As I often do when I want to put a woofer system to the test, I dig out one of my all time favorite bass test tracks, Oh Yeah by Yello. The MB Quart handles the track in stride, producing deep, loud bass with no complaints. A few more tracks from 50 Cent, The Pussycat Dolls and Nine Inch Nails quickly proves this system will play loud and low if that’s your thing – but it’s so much better than that.
A truly musical woofer needs to be articulate, not just to boom, but also to reproduce the intricate details that can be found in the bass portion of music. In this area, the MB Quart woofer really rises to the occasion. Using a bunch of different tracks, like Rickie Lee Jones’ Danny’s All Star Joint, Thom Rotella’s Friends and the Barenaked Ladies with expertly plucked stand-up bass, the sonic capabilities of the woofer impress.
Just for fun, I switch to a 1.5-cubic foot vented box to see what the difference would be. Immediately I note more output, but a distinct lack of the tight, controlled bass I enjoyed in the sealed enclosure. The woofer now has a “peaky” sound to it and seemed boomy. It just wasn’t as much fun to listen to; I preferred the sealed enclosure for this much more.
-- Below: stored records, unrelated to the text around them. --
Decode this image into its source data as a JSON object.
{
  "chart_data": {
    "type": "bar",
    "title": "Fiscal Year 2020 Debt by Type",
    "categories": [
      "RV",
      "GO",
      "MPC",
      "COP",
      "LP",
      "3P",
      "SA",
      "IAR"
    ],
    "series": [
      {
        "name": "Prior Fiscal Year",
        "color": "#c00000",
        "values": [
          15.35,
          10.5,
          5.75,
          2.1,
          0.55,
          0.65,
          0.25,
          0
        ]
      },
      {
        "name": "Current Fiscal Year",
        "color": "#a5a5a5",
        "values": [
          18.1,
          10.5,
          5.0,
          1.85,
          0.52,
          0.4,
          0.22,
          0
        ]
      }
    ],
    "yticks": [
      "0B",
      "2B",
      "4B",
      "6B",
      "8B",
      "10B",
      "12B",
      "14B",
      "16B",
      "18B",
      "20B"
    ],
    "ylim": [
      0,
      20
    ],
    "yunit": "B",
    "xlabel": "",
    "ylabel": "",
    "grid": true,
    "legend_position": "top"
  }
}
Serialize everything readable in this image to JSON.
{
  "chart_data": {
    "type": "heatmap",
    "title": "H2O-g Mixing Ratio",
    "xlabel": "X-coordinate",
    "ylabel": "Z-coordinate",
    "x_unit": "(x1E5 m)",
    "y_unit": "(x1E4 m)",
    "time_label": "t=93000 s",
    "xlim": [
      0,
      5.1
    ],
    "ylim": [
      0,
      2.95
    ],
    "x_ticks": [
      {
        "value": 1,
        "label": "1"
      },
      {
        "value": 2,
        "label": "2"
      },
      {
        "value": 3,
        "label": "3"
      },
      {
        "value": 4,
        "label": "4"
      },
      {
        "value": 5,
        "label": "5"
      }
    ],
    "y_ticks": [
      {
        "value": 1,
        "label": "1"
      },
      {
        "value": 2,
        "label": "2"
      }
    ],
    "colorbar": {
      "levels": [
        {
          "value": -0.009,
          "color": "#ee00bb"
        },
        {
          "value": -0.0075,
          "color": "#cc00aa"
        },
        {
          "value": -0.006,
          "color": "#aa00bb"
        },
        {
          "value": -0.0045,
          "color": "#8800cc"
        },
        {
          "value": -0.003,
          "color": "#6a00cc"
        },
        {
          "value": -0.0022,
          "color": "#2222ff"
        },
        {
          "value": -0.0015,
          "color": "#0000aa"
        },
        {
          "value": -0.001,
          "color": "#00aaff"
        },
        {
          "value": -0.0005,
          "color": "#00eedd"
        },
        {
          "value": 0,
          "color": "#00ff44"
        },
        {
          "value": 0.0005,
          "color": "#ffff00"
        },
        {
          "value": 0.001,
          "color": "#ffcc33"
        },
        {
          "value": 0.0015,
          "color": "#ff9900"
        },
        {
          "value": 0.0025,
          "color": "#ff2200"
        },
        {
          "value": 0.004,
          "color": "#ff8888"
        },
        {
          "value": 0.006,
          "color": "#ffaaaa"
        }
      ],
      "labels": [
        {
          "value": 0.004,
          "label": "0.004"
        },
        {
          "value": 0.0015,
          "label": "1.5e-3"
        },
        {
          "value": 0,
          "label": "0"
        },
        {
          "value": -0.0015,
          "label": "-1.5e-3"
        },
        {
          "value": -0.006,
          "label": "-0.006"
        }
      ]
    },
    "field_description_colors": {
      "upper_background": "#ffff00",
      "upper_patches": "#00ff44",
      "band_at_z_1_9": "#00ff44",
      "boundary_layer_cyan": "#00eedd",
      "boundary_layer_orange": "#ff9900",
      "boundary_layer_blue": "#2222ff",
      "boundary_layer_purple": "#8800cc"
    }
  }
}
I could go on about how the MB Quart PWM304 performs impressively, with very good articulation of the bass notes, well-defined chord changes and good detail, even on subtle things like the impact of the kick pedal on the drum head. But what it really does well is simply play music. In the right sealed box, this is a musical woofer designed for someone who appreciates sound, not just SPL.
Bringing the woofer into the lab, I measure its parameters. My measurements are somewhat different from what I saw in the manual, which inexplicably only provides Thiele-Small data for the eight ohm configuration. I also note that with an efficiency bandwidth product of 35, this is much more of a sealed enclosure woofer. Granted, it can be used in a vented application, but sound quality (which is the main focus of this woofer) will suffer.
Revc= 1.990 ohm
Fo= 24.294 Hz
Sd= 0.0491 M²
Vas= 55.4L or 1.958 Ft³
Cms= 0.162 mm/N
Mmd= 258.719 g
Mms= 264.975 g
BL= 10.843 T•M
Levc= 0.910 mH
SPLo= 82.522 dB
Quick Tech Specs
Power Handling 500 Watts RMS / 1000 Watts “Peak”
Frequency Range 20 Hz – 300 Hz
Sensitivity 82.5 dB/SPL @ 1.0 W (1.414V @ 2 ohms)
Nominal Impedance (2) 4 ohms coils
After my listening evaluation I have a better understanding of the ‘best sounding MB Quart woofer ever’ comment I heard. While I can’t say if it actually is the best sounding woofer they’ve ever built, I agree it does sound very good indeed. This is a woofer for a serious listener, someone who knows music and what it should sound like. Make no mistake, there are plenty of woofers that will play louder, so if you are more inclined to buy a woofer to impress the people on the sidewalk, there are better choices. But if you simply love well-produced music and don’t mind giving up some output level and boom, the PWM304 should be high on your list of woofers to audition.